Tidak ada yang ragu, berdasarkan catatan sejarah, karomah Syeikh Sulaiman al-Jazuli sangat luar biasa. Banyak orang memanfaatkan karomah tersebut, bukan semata tujuan ukhrawi, melainkan murni kepentingan duniawi. Misalnya, pasukan muslim Maroko bertawasul dan bertabarrukan dengan makam Syeikh Sulaiman al-Jazuli dalam rangka menangkal invasi militer kolonial Eropa, Portugis. Dan terbukti berhasil. Pasukan muslim selalu mendapat kemenangan.

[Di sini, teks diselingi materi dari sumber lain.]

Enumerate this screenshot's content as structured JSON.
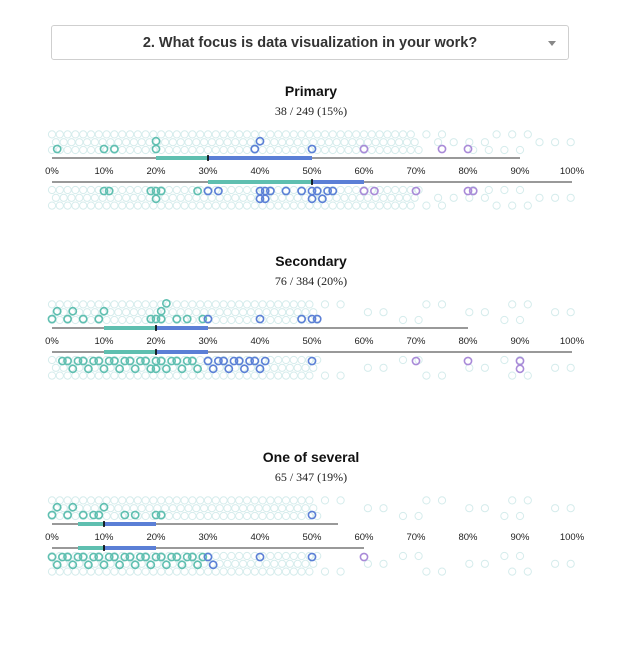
{
  "question": {
    "label": "2. What focus is data visualization in your work?"
  },
  "colors": {
    "teal": "#5fbfb0",
    "blue": "#5b7fd6",
    "purple": "#a98ad8",
    "axis": "#333333",
    "ghost": "#d5ecec"
  },
  "chart_data": [
    {
      "type": "beeswarm-range",
      "title": "Primary",
      "subtitle": "38 / 249 (15%)",
      "x_ticks": [
        "0%",
        "10%",
        "20%",
        "30%",
        "40%",
        "50%",
        "60%",
        "70%",
        "80%",
        "90%",
        "100%"
      ],
      "xlim": [
        0,
        100
      ],
      "sample": {
        "range": [
          0,
          90
        ],
        "iqr": [
          20,
          50
        ],
        "median": 30
      },
      "population": {
        "range": [
          0,
          100
        ],
        "iqr": [
          30,
          60
        ],
        "median": 50
      },
      "sample_points": [
        1,
        10,
        12,
        20,
        20,
        39,
        40,
        50,
        60,
        75,
        80
      ],
      "population_points": [
        10,
        11,
        19,
        20,
        20,
        21,
        28,
        30,
        32,
        40,
        41,
        42,
        41,
        40,
        45,
        48,
        50,
        50,
        51,
        52,
        53,
        54,
        60,
        62,
        70,
        80,
        81
      ]
    },
    {
      "type": "beeswarm-range",
      "title": "Secondary",
      "subtitle": "76 / 384 (20%)",
      "x_ticks": [
        "0%",
        "10%",
        "20%",
        "30%",
        "40%",
        "50%",
        "60%",
        "70%",
        "80%",
        "90%",
        "100%"
      ],
      "xlim": [
        0,
        100
      ],
      "sample": {
        "range": [
          0,
          80
        ],
        "iqr": [
          10,
          30
        ],
        "median": 20
      },
      "population": {
        "range": [
          0,
          100
        ],
        "iqr": [
          10,
          30
        ],
        "median": 20
      },
      "sample_points": [
        0,
        1,
        3,
        4,
        6,
        9,
        10,
        19,
        20,
        21,
        21,
        22,
        24,
        26,
        29,
        30,
        40,
        48,
        50,
        51
      ],
      "population_points": [
        2,
        3,
        4,
        5,
        6,
        7,
        8,
        9,
        10,
        11,
        12,
        13,
        14,
        15,
        16,
        17,
        18,
        19,
        20,
        20,
        21,
        22,
        23,
        24,
        25,
        26,
        27,
        28,
        30,
        31,
        32,
        33,
        34,
        35,
        36,
        37,
        38,
        39,
        40,
        41,
        50,
        70,
        80,
        90,
        90
      ]
    },
    {
      "type": "beeswarm-range",
      "title": "One of several",
      "subtitle": "65 / 347 (19%)",
      "x_ticks": [
        "0%",
        "10%",
        "20%",
        "30%",
        "40%",
        "50%",
        "60%",
        "70%",
        "80%",
        "90%",
        "100%"
      ],
      "xlim": [
        0,
        100
      ],
      "sample": {
        "range": [
          0,
          55
        ],
        "iqr": [
          5,
          20
        ],
        "median": 10
      },
      "population": {
        "range": [
          0,
          60
        ],
        "iqr": [
          5,
          20
        ],
        "median": 10
      },
      "sample_points": [
        0,
        1,
        3,
        4,
        6,
        8,
        9,
        10,
        14,
        16,
        20,
        21,
        50
      ],
      "population_points": [
        0,
        1,
        2,
        3,
        4,
        5,
        6,
        7,
        8,
        9,
        10,
        11,
        12,
        13,
        14,
        15,
        16,
        17,
        18,
        19,
        20,
        21,
        22,
        23,
        24,
        25,
        26,
        27,
        28,
        29,
        30,
        31,
        40,
        50,
        60
      ]
    }
  ]
}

Bukan saja tentara muslim Maroko, tetapi tentara kerajaan Islam Melayu juga demikian, terutama dalam melawan invasi Belanda. Selalu saja, keberadaan kitab Dalailul Khairat di tengah peperangan hidup dan mati tercatat dalam sejarah. Karomah Syeikh Sulaiman al-Jazuli, walaupun beliau sudah meninggal, tetap bisa dirasakan langsung dan nyata oleh para pengikutnya.

Setelah era perang fisik berakhir, berganti era baru, yang menuntut persaingan di ranah sains dan teknologi, para pengikut Syeikh Sulaiman al-Jazuli masih memiliki keyakinan akan karomah yang sama. Bahkan, persaingan dalam bidang sains dan teknologi tidak kalah beratnya dibanding peperangan fisik dengan mengangkat senjata. Karomah Syeikh Sulaiman al-Jazuli dan berkah Dalailul Khairat masih sangat dibutuhkan oleh "tentara" muslim kontemporer, yaitu para santri, pelajar, mahasiswa, peneliti/periset.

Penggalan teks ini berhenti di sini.